I’ve often imagined a long line of women waiting in line in Heaven to kick Eve. After a while, I decided I didn’t want to be in the line…mostly because there are other things I’d rather do. That does not mean I like the results of her actions.
Menstruation is a monthly process of ridding the uterus of its lining. If a woman should become pregnant, that lining would form the placenta. However, if the egg released by the ovaries does not meet up with sperm, the lining has to go.
Most women have a known number of days a period will last. The usual count is four to seven days, but each of us is different. Both the timing and the number of days can be changed. One factor is the number of women in the house. Usually, after a few months together, every woman’s period will start at about the same time.
Another factor that can bring change is pregnancy and childbirth. After the baby is born, your body will have to reestablish its rhythm, and that can mean changes. If the birth is a second C-section, you can expect heavier bleeding, which can be scary.
After a baby is born, there is a flow called lochia. This can last anywhere from two to six weeks. Some women take longer than that, but if you do, it’s best to check with your OB. There may be problems and a flow lasting this long could lead to anemia.
As a woman enters perimenopause, there will also be changes in menstruation. You may skip a period, a spot for a month and/or then have a period that never seems to end. While this is normal, that doesn’t mean it’s always good for you. There may come a time when you have to do something about it. Here’s how to stop your period once it starts.

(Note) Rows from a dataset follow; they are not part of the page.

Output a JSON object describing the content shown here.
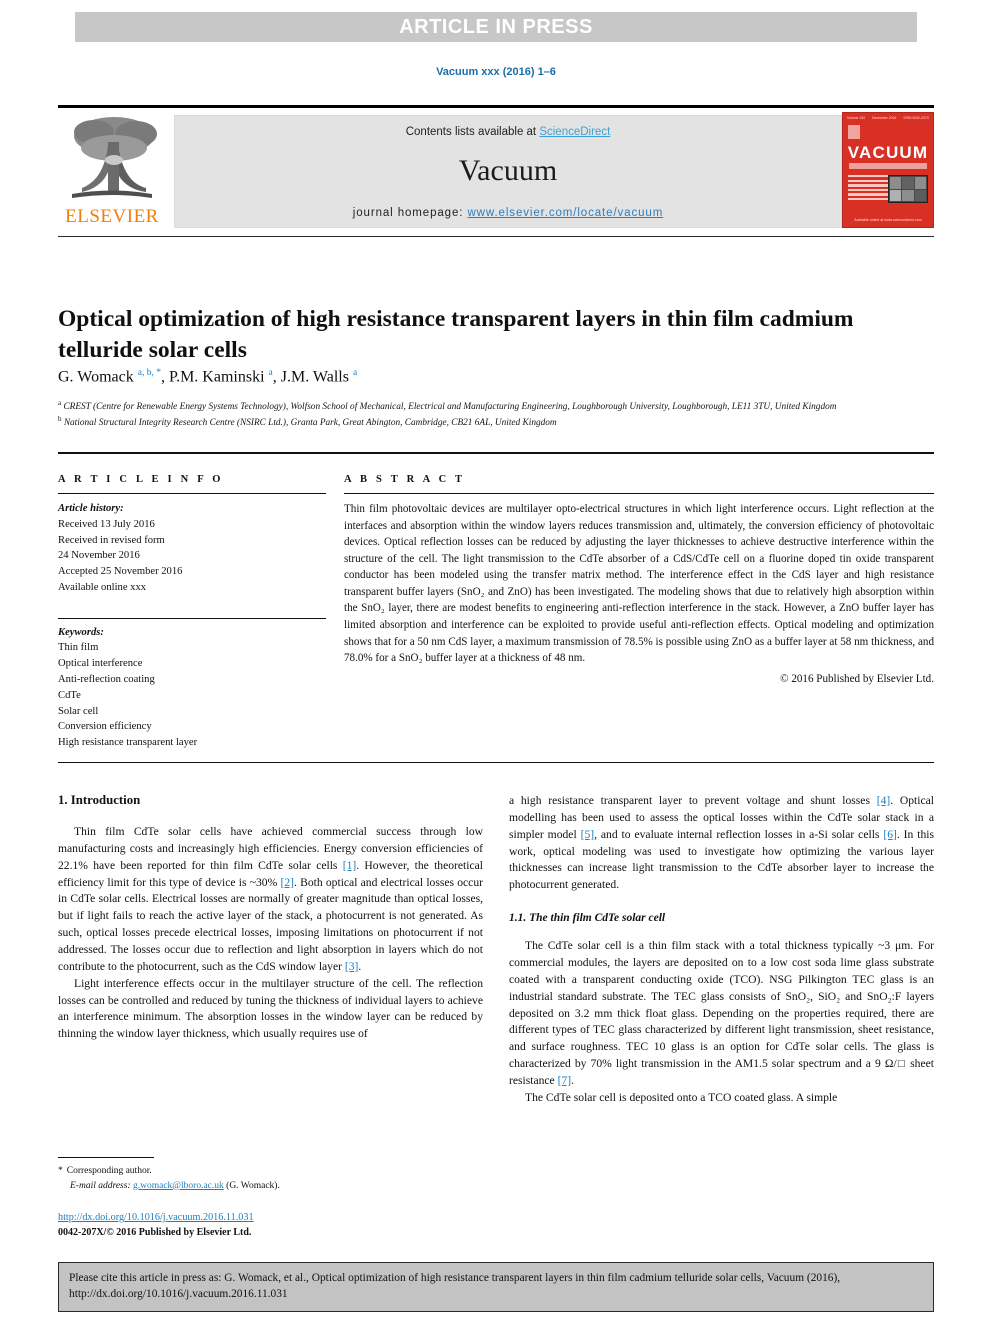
{
  "banner": {
    "text": "ARTICLE IN PRESS"
  },
  "journal_ref": "Vacuum xxx (2016) 1–6",
  "masthead": {
    "publisher": "ELSEVIER",
    "contents_prefix": "Contents lists available at ",
    "contents_link": "ScienceDirect",
    "journal_name": "Vacuum",
    "homepage_prefix": "journal homepage: ",
    "homepage_url": "www.elsevier.com/locate/vacuum",
    "cover": {
      "title": "VACUUM",
      "top_left": "Volume 134",
      "top_mid": "December 2016",
      "top_right": "ISSN 0042-207X",
      "bottom": "Available online at www.sciencedirect.com"
    }
  },
  "article": {
    "title": "Optical optimization of high resistance transparent layers in thin film cadmium telluride solar cells",
    "authors_html": "G. Womack <sup>a, b, *</sup>, P.M. Kaminski <sup>a</sup>, J.M. Walls <sup>a</sup>",
    "affiliations": [
      "CREST (Centre for Renewable Energy Systems Technology), Wolfson School of Mechanical, Electrical and Manufacturing Engineering, Loughborough University, Loughborough, LE11 3TU, United Kingdom",
      "National Structural Integrity Research Centre (NSIRC Ltd.), Granta Park, Great Abington, Cambridge, CB21 6AL, United Kingdom"
    ]
  },
  "info": {
    "heading": "A R T I C L E   I N F O",
    "history_label": "Article history:",
    "history": [
      "Received 13 July 2016",
      "Received in revised form",
      "24 November 2016",
      "Accepted 25 November 2016",
      "Available online xxx"
    ],
    "keywords_label": "Keywords:",
    "keywords": [
      "Thin film",
      "Optical interference",
      "Anti-reflection coating",
      "CdTe",
      "Solar cell",
      "Conversion efficiency",
      "High resistance transparent layer"
    ]
  },
  "abstract": {
    "heading": "A B S T R A C T",
    "text": "Thin film photovoltaic devices are multilayer opto-electrical structures in which light interference occurs. Light reflection at the interfaces and absorption within the window layers reduces transmission and, ultimately, the conversion efficiency of photovoltaic devices. Optical reflection losses can be reduced by adjusting the layer thicknesses to achieve destructive interference within the structure of the cell. The light transmission to the CdTe absorber of a CdS/CdTe cell on a fluorine doped tin oxide transparent conductor has been modeled using the transfer matrix method. The interference effect in the CdS layer and high resistance transparent buffer layers (SnO₂ and ZnO) has been investigated. The modeling shows that due to relatively high absorption within the SnO₂ layer, there are modest benefits to engineering anti-reflection interference in the stack. However, a ZnO buffer layer has limited absorption and interference can be exploited to provide useful anti-reflection effects. Optical modeling and optimization shows that for a 50 nm CdS layer, a maximum transmission of 78.5% is possible using ZnO as a buffer layer at 58 nm thickness, and 78.0% for a SnO₂ buffer layer at a thickness of 48 nm.",
    "copyright": "© 2016 Published by Elsevier Ltd."
  },
  "body": {
    "section1_title": "1.  Introduction",
    "left_p1_a": "Thin film CdTe solar cells have achieved commercial success through low manufacturing costs and increasingly high efficiencies. Energy conversion efficiencies of 22.1% have been reported for thin film CdTe solar cells ",
    "left_p1_r1": "[1]",
    "left_p1_b": ". However, the theoretical efficiency limit for this type of device is ~30% ",
    "left_p1_r2": "[2]",
    "left_p1_c": ". Both optical and electrical losses occur in CdTe solar cells. Electrical losses are normally of greater magnitude than optical losses, but if light fails to reach the active layer of the stack, a photocurrent is not generated. As such, optical losses precede electrical losses, imposing limitations on photocurrent if not addressed. The losses occur due to reflection and light absorption in layers which do not contribute to the photocurrent, such as the CdS window layer ",
    "left_p1_r3": "[3]",
    "left_p1_d": ".",
    "left_p2": "Light interference effects occur in the multilayer structure of the cell. The reflection losses can be controlled and reduced by tuning the thickness of individual layers to achieve an interference minimum. The absorption losses in the window layer can be reduced by thinning the window layer thickness, which usually requires use of",
    "right_p1_a": "a high resistance transparent layer to prevent voltage and shunt losses ",
    "right_p1_r1": "[4]",
    "right_p1_b": ". Optical modelling has been used to assess the optical losses within the CdTe solar stack in a simpler model ",
    "right_p1_r2": "[5]",
    "right_p1_c": ", and to evaluate internal reflection losses in a-Si solar cells ",
    "right_p1_r3": "[6]",
    "right_p1_d": ". In this work, optical modeling was used to investigate how optimizing the various layer thicknesses can increase light transmission to the CdTe absorber layer to increase the photocurrent generated.",
    "subsection_title": "1.1.  The thin film CdTe solar cell",
    "right_p2_a": "The CdTe solar cell is a thin film stack with a total thickness typically ~3 μm. For commercial modules, the layers are deposited on to a low cost soda lime glass substrate coated with a transparent conducting oxide (TCO). NSG Pilkington TEC glass is an industrial standard substrate. The TEC glass consists of SnO₂, SiO₂ and SnO₂:F layers deposited on 3.2 mm thick float glass. Depending on the properties required, there are different types of TEC glass characterized by different light transmission, sheet resistance, and surface roughness. TEC 10 glass is an option for CdTe solar cells. The glass is characterized by 70% light transmission in the AM1.5 solar spectrum and a 9 Ω/□ sheet resistance ",
    "right_p2_r1": "[7]",
    "right_p2_b": ".",
    "right_p3": "The CdTe solar cell is deposited onto a TCO coated glass. A simple"
  },
  "footnote": {
    "corresponding": "Corresponding author.",
    "email_label": "E-mail address:",
    "email": "g.womack@lboro.ac.uk",
    "email_owner": "(G. Womack)."
  },
  "doi": {
    "link": "http://dx.doi.org/10.1016/j.vacuum.2016.11.031",
    "issn": "0042-207X/© 2016 Published by Elsevier Ltd."
  },
  "cite": {
    "text": "Please cite this article in press as: G. Womack, et al., Optical optimization of high resistance transparent layers in thin film cadmium telluride solar cells, Vacuum (2016), http://dx.doi.org/10.1016/j.vacuum.2016.11.031"
  },
  "colors": {
    "banner_bg": "#c7c7c7",
    "link_blue": "#1b7fbf",
    "elsevier_orange": "#f07f09",
    "cover_red": "#d93025",
    "masthead_gray": "#e3e3e3",
    "cite_box_bg": "#c3c3c3"
  }
}
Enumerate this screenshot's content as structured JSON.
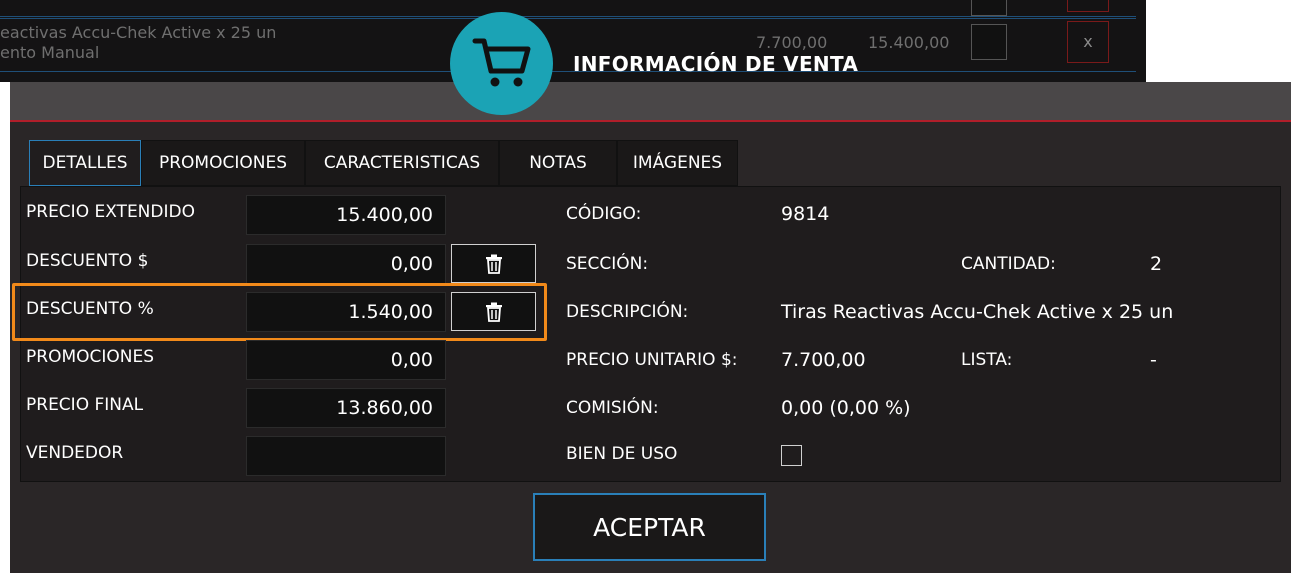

Your doctor will order a blood test to see how your hormone levels are doing. If they are outside the norm, treatment may be recommended. As a rule, I’m not in favor of heavy duty hormone replacement therapies. They can be as dangerous as the problems perimenopause cause.
However, there are new therapies available including low dose birth control. This therapy uses a setup that has a period once every three months, instead of monthly. If your problem is hormone related, you may not have the exact same results as those women who are using it primarily for birth control. Be prepared to have a period even on the days you’re supposed to be “off.”
You may also require iron supplements. This is especially true if Auntie Flo has been going for several weeks. While menses isn’t all blood, there is enough in it to cause anemia.
If you are experiencing any difficulties with your period, you need to talk to your doctor. He or she can explain what’s happening, whether or not it’s normal. The doctor can also discuss treatment options and how to use them safely and effectively.